Estou off

Estou me sentindo solitário, vazio, sorumbático, nauseado com o mundo e oco por dentro; se bateres com a bengala em mim, ouviras o eco surdo/mudo, do qual, minha mente se nutre. Daí o motivo de ter chamado-o aqui.

- sua feição não aparenta tristeza.

Mais vale o chilreado de um pássaro livre, que seguir um turbilhão de formigas em fila indiana, carregando nas costas a provisão que as alimentará na estação chuvosa.

Enquanto a existência das formigas é regulada pelas estações, a esfuziante e sonora alegria de viver dos pássaros não tem tempo exato e nem ponteiros de relógio, que a regule.

Seja você o animal que for e cante o que cantar, seja mais o chilreado dos pássaros; acima de tudo e em tempo, os pássaros não precisam de leis, estatutos, decretos e procedimentos sanitários corretos.

Por isso, alguém em algum cantão do mundo há de dizer: sábias cantorias, cantam, trinam, gorjeiam, assoviam todos os demais pássaros, incluíndo os sabiás.

- Lord Plutão, deveras o senhor continua um ser amável!

Trafego por dias, noites, meses e anos desvencilhando de tantas máquinas, filas assistenciais e bestiais robôs humanizados, que chego pensar que sou gente de carne, ossos e uma mente em cima do pescoço, entre duas orelhas, com um chumaço de cabelos em cima e um crânio dentro, dotado de certa inteligência.

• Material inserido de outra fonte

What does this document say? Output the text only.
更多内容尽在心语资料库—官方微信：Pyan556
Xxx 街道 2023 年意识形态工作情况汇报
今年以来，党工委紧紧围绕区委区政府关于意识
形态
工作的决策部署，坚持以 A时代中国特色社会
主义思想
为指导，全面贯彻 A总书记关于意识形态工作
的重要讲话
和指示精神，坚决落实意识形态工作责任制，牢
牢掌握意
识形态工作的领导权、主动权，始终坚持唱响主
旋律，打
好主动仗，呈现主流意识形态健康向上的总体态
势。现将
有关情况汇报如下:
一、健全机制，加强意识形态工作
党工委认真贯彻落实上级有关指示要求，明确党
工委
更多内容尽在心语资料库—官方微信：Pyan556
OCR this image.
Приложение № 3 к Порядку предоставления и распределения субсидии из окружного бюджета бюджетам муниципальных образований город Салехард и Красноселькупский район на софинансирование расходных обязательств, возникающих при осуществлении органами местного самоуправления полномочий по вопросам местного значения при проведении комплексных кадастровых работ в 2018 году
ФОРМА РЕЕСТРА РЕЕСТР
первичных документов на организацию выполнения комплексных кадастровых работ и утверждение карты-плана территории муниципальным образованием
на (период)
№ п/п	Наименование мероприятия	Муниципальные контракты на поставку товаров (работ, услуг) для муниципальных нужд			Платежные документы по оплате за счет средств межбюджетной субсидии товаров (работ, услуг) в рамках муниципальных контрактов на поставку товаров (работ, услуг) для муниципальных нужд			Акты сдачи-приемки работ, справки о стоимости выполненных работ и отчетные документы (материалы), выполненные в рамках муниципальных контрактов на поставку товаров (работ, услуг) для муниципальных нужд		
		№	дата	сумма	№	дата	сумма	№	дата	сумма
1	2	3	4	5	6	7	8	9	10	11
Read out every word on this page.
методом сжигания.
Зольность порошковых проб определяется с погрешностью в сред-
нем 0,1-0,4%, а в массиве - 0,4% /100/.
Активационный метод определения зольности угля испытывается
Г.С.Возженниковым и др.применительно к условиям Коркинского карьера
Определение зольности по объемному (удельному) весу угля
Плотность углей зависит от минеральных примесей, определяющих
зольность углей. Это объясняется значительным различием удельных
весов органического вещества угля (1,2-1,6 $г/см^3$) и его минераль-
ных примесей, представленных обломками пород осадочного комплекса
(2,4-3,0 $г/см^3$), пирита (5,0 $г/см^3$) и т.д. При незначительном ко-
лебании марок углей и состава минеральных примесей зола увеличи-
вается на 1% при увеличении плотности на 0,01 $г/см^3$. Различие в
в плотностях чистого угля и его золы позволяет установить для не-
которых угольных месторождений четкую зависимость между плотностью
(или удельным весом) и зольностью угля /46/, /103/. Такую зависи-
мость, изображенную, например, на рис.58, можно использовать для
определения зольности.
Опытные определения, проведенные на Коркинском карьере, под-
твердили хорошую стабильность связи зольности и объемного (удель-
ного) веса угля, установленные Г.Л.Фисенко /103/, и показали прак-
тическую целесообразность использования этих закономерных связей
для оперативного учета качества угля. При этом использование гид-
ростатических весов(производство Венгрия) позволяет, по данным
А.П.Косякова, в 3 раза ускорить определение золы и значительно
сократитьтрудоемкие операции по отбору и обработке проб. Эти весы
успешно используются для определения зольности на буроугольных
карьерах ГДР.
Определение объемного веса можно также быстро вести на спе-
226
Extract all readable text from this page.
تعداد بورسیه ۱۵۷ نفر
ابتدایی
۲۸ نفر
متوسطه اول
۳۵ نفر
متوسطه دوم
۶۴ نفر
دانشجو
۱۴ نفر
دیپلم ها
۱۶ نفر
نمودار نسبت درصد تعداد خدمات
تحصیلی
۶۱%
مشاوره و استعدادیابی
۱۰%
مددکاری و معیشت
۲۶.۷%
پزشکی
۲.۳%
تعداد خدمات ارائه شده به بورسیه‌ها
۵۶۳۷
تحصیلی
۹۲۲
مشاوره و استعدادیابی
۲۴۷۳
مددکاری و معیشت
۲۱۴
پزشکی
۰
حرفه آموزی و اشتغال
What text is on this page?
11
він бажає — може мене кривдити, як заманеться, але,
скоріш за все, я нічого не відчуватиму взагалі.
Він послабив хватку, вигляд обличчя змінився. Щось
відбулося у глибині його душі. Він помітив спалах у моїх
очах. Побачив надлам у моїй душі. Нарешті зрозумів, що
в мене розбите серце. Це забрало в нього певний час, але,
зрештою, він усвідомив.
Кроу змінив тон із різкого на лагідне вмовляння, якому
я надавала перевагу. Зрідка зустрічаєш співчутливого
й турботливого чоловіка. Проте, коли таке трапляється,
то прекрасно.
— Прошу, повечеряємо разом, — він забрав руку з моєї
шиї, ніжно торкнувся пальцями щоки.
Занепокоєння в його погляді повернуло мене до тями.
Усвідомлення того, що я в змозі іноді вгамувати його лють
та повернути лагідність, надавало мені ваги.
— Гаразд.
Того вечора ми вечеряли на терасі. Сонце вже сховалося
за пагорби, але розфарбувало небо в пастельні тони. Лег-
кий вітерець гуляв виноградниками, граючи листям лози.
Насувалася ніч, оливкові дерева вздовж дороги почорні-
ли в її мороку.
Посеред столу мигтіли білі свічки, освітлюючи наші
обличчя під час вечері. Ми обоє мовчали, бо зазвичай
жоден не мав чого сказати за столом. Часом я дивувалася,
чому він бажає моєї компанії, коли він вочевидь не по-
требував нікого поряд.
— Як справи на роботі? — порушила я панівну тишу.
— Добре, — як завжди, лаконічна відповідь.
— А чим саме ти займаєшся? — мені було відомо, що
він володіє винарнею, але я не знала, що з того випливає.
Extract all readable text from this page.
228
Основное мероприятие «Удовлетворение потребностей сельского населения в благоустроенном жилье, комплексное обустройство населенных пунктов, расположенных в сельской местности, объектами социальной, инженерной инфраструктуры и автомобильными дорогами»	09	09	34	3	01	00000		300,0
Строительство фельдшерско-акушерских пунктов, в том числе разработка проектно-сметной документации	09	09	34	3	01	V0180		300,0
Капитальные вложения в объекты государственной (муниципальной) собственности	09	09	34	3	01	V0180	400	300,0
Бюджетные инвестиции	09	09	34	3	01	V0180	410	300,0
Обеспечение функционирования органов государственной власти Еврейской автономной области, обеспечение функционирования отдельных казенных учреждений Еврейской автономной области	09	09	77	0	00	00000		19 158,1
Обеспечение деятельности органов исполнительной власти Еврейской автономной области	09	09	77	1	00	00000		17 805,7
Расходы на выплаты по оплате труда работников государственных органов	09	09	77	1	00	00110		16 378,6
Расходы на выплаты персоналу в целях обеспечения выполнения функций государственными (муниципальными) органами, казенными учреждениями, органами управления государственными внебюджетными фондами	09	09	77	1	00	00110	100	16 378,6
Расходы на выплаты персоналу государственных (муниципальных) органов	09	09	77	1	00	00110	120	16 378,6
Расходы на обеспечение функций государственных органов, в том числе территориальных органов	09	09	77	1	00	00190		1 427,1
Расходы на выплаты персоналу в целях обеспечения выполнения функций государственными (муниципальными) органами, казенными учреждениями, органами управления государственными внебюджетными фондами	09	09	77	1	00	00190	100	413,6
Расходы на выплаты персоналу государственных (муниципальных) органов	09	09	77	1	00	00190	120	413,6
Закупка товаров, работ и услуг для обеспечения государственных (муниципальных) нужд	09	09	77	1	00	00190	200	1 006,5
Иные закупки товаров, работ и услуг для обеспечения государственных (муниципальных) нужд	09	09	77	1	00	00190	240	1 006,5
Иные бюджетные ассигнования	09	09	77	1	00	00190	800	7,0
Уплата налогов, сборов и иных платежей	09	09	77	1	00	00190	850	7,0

Sinto-me feliz, rio incansavelmente, dou piruetas no ar em agradecimento aos céus por essa grata acefalia!

- completando: ... o senhor continua um ser amável e esquisito, no bom sentido, claro! Desculpe-me, nem tudo que vem à mente, deve ser vomitado pela boca.

Sim, agradeço por tamanha generosidade, mas antes, é proibido entrar sem máscara.

- veja que estou usando o aparato inibidor, não de palavras, mas de minúsculas partículas de saliva.

Sim, vejo, porém troque a sua máscara por uma das minhas higienizadas que estão no cabideiro; e antes de sentar, por favor compadre, lave bem as mãos com detergente, passe álcool gel 70. Era conhecimento humano, mas só agora veio à tona, que o homem com a boca fechada, polui; com ela aberta, contamina.

- obrigado, pelo acolhimento! Devo dar-lhe um abraço?

Por nada: já errou em pensar em abraço; questão de saúde, como sabeis.

- por onde iniciaremos a prosa, são tantas coisas nesse país.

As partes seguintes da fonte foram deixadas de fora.